The team developed a simple linear regression model to check that it was not a change in baseline demographics that was influencing the levels of plasma desmosine. “Plasma desmosine presentation had a three-fold increase compared to 106 healthy controls independent of their age, their sex and their smoking status, and this was statistically significant,” he explained.
The presenter detailed that, while the phase of disease helps clinicians work out morphologically how the aorta is going to behave, it does not necessarily reflect the pathobiological properties of the aorta with respect to time. Therefore, the team also wanted to see how plasma desmosine concentrations differed with respect to time as a continuous variable. One of their key findings was that plasma desmosine level peaked at presentation and gradually decreased with respect to time, but that even patients who are many years out of the initial event had a raised desmosine level.
Finally, Syed and colleagues wanted to determine if plasma desmosine can influence the prediction of longitudinal outcomes. They developed another linear regression model, this time fitting aortic growth against desmosine and conventional clinical predictors. “Desmosine outperformed things like aortic diameter and the age of the dissection or the intramural haematoma,” he reported.
A possible diagnostic tool
“We have demonstrated not only that plasma desmosine is increased in patients with acute aortic syndrome, but that it is detectable within 24 hours of symptom onset,” Syed summarised, stressing that this has implications for the use of plasma desmosine as a potential diagnostic tool in the emergency department. Plasma desmosine also appears to be associated with aortic expansion independent of things like aortic diameter, the presenter added.
Discussion following Syed’s presentation delved further into the findings, with Richard Gibbs (Imperial College Healthcare NHS Trust, London, UK) keen to know if the researchers had data on plasma desmosine levels in patients with connective tissue disorders. Syed noted that in the one patient they assessed who had Marfan syndrome, the team noticed a five- to six-fold increase in his plasma desmosine. Two weeks later, the patient developed a dissection. “It is very hard to capture something like this, we were lucky,” the presenter commented, “but it was findings such as this that made us think maybe this is an important biomarker in patients with acute aortic syndrome, and we are now systematically testing plasma desmosine in patients with connective tissue disorders for that reason.”

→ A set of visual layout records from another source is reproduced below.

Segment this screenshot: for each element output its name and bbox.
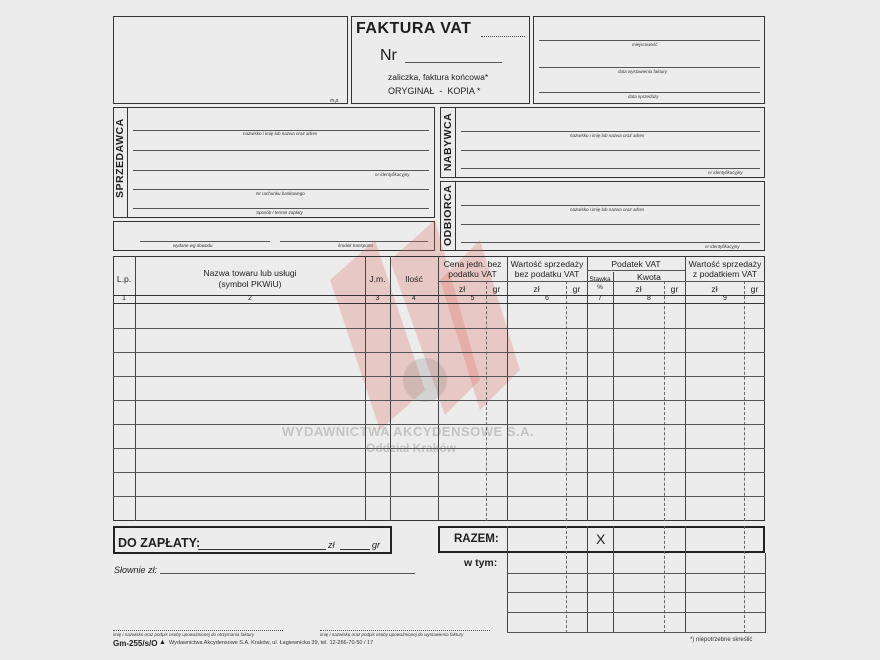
gross-gr-label: gr xyxy=(750,284,759,294)
col-number-3: 3 xyxy=(375,295,380,302)
copy-type: ORYGINAŁ - KOPIA * xyxy=(388,86,481,96)
vat-zl-label: zł xyxy=(635,284,642,294)
invoice-subtype: zaliczka, faktura końcowa* xyxy=(388,72,489,82)
amount-due-gr-line[interactable] xyxy=(340,549,370,550)
in-words-label: Słownie zł: xyxy=(114,565,158,575)
net-zl-label: zł xyxy=(533,284,540,294)
col-net-header-1: Wartość sprzedaży xyxy=(510,259,584,269)
col-number-5: 5 xyxy=(470,295,475,302)
seller-line-1[interactable] xyxy=(133,130,429,131)
seller-nip-label: nr identyfikacyjny xyxy=(375,172,410,177)
seller-line-4[interactable] xyxy=(133,189,429,190)
issued-by-line[interactable] xyxy=(140,241,270,242)
col-qty-header: Ilość xyxy=(405,274,423,284)
mp-label: m.p. xyxy=(330,98,340,104)
seller-bank-label: Nr rachunku bankowego xyxy=(256,191,305,196)
issue-date-label: data wystawienia faktury xyxy=(618,69,668,74)
summary-row-line-1[interactable] xyxy=(507,573,765,574)
col-lp-header: L.p. xyxy=(116,274,132,284)
watermark-line1: WYDAWNICTWA AKCYDENSOWE S.A. xyxy=(282,424,535,439)
amount-due-gr: gr xyxy=(372,540,381,550)
seller-label: SPRZEDAWCA xyxy=(114,118,126,198)
buyer-line-2[interactable] xyxy=(461,150,760,151)
amount-due-zl: zł xyxy=(328,540,335,550)
summary-row-line-2[interactable] xyxy=(507,592,765,593)
buyer-name-label: nazwisko i imię lub nazwa oraz adres xyxy=(570,133,645,138)
transport-label: środek transportu xyxy=(338,243,374,248)
vat-gr-sep xyxy=(664,281,665,521)
receiver-signature-line[interactable] xyxy=(113,630,283,631)
recipient-label: ODBIORCA xyxy=(442,184,454,246)
seller-name-label: nazwisko i imię lub nazwa oraz adres xyxy=(243,131,318,136)
buyer-label: NABYWCA xyxy=(442,112,454,172)
col-name-header-2: (symbol PKWiU) xyxy=(218,279,282,289)
form-code: Gm-255/s/O xyxy=(113,639,158,648)
razem-x-mark: X xyxy=(596,531,606,547)
title-fill-line xyxy=(481,36,525,37)
vat-header-split xyxy=(587,270,685,271)
numbers-bottom-line xyxy=(113,303,765,304)
issued-by-label: wydane wg dowodu xyxy=(173,243,213,248)
summary-sep-5 xyxy=(765,553,766,633)
issuer-signature-line[interactable] xyxy=(320,630,490,631)
col-number-6: 6 xyxy=(545,295,549,302)
gross-gr-sep xyxy=(744,281,745,521)
col-price-header-1: Cena jedn. bez xyxy=(443,259,502,269)
col-number-9: 9 xyxy=(723,295,727,302)
buyer-line-1[interactable] xyxy=(461,131,760,132)
summary-gr-sep-3 xyxy=(744,526,745,633)
table-row[interactable] xyxy=(113,400,765,401)
sale-date-label: data sprzedaży xyxy=(628,94,659,99)
table-row[interactable] xyxy=(113,472,765,473)
col-number-1: 1 xyxy=(122,295,126,302)
seller-payment-label: Sposób i termin zapłaty xyxy=(256,210,303,215)
seller-line-3[interactable] xyxy=(133,170,429,171)
amount-due-label: DO ZAPŁATY: xyxy=(118,536,201,550)
col-gross-header-1: Wartość sprzedaży xyxy=(688,259,762,269)
nr-line[interactable] xyxy=(405,62,502,63)
summary-row-line-3[interactable] xyxy=(507,612,765,613)
table-row[interactable] xyxy=(113,496,765,497)
net-gr-sep xyxy=(566,281,567,521)
table-row[interactable] xyxy=(113,448,765,449)
place-line[interactable] xyxy=(539,40,760,41)
col-number-7: 7 xyxy=(598,295,602,302)
buyer-line-3[interactable] xyxy=(461,168,760,169)
nr-label: Nr xyxy=(380,47,397,64)
col-number-8: 8 xyxy=(647,295,651,302)
table-row[interactable] xyxy=(113,376,765,377)
receiver-signature-label: imię i nazwisko oraz podpis osoby upoważnionej do otrzymania faktury xyxy=(113,632,255,637)
in-words-line[interactable] xyxy=(160,573,415,574)
summary-sep-1 xyxy=(507,526,508,633)
col-vat-header: Podatek VAT xyxy=(611,259,661,269)
seller-line-2[interactable] xyxy=(133,150,429,151)
vat-gr-label: gr xyxy=(670,284,679,294)
footnote: *) niepotrzebne skreślić xyxy=(690,637,753,643)
publisher-mark-icon: ▲ xyxy=(159,639,166,646)
stamp-box xyxy=(113,16,348,104)
buyer-nip-label: nr identyfikacyjny xyxy=(708,170,743,175)
invoice-title: FAKTURA VAT xyxy=(356,20,472,37)
col-amount-header: Kwota xyxy=(637,272,661,282)
issue-date-line[interactable] xyxy=(539,67,760,68)
summary-gr-sep-1 xyxy=(566,526,567,633)
watermark-line2: Oddział Kraków xyxy=(366,441,457,455)
table-row[interactable] xyxy=(113,424,765,425)
issuer-signature-label: imię i nazwisko oraz podpis osoby upoważnionej do wystawienia faktury xyxy=(320,632,464,637)
publisher-info: Wydawnictwa Akcydensowe S.A. Kraków, ul. Łagiewnicka 39, tel. 12-266-70-50 / 17 xyxy=(169,640,374,646)
col-sep-rate xyxy=(613,272,614,521)
price-zl-label: zł xyxy=(458,284,466,294)
price-gr-sep xyxy=(486,281,487,521)
col-number-4: 4 xyxy=(412,295,416,302)
col-rate-header-1: Stawka xyxy=(589,276,611,283)
col-number-2: 2 xyxy=(248,295,252,302)
col-gross-header-2: z podatkiem VAT xyxy=(692,269,758,279)
col-jm-header: J.m. xyxy=(369,274,386,284)
summary-sep-2 xyxy=(587,526,588,633)
table-row[interactable] xyxy=(113,328,765,329)
net-gr-label: gr xyxy=(572,284,581,294)
table-row[interactable] xyxy=(113,352,765,353)
gross-zl-label: zł xyxy=(711,284,718,294)
recipient-name-label: nazwisko i imię lub nazwa oraz adres xyxy=(570,207,645,212)
col-rate-header-2: % xyxy=(597,284,603,291)
sale-date-line[interactable] xyxy=(539,92,760,93)
col-net-header-2: bez podatku VAT xyxy=(514,269,580,279)
wtym-label: w tym: xyxy=(464,557,498,569)
summary-sep-4 xyxy=(685,526,686,633)
dates-box xyxy=(533,16,765,104)
summary-sep-3 xyxy=(613,526,614,633)
place-label: miejscowość xyxy=(632,42,658,47)
summary-row-line-4 xyxy=(507,632,765,633)
recipient-nip-label: nr identyfikacyjny xyxy=(705,244,740,249)
price-gr-label: gr xyxy=(492,284,501,294)
razem-label: RAZEM: xyxy=(454,533,499,545)
amount-due-zl-line[interactable] xyxy=(198,549,326,550)
summary-gr-sep-2 xyxy=(664,526,665,633)
col-price-header-2: podatku VAT xyxy=(448,269,497,279)
col-name-header-1: Nazwa towaru lub usługi xyxy=(203,268,297,278)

Closing his presentation, Syed was keen to emphasise the importance of the research. He explained that when the findings were published earlier this year, the team was approached by the Aortic Dissection Charitable Trust. “The trust was set up in 2015 by a group of MPs who had sadly experienced loss of life in young members of their families due to this catastrophic disease, and one of the benefits of presenting research such as this in this forum is that we can gauge interest among the vascular community in developing a biomarker to diagnose acute aortic syndrome and improve risk stratification”. He continued: “Clearly, work needs to be done to take this forward, and that is going to require a multicentre, collaborative effort.”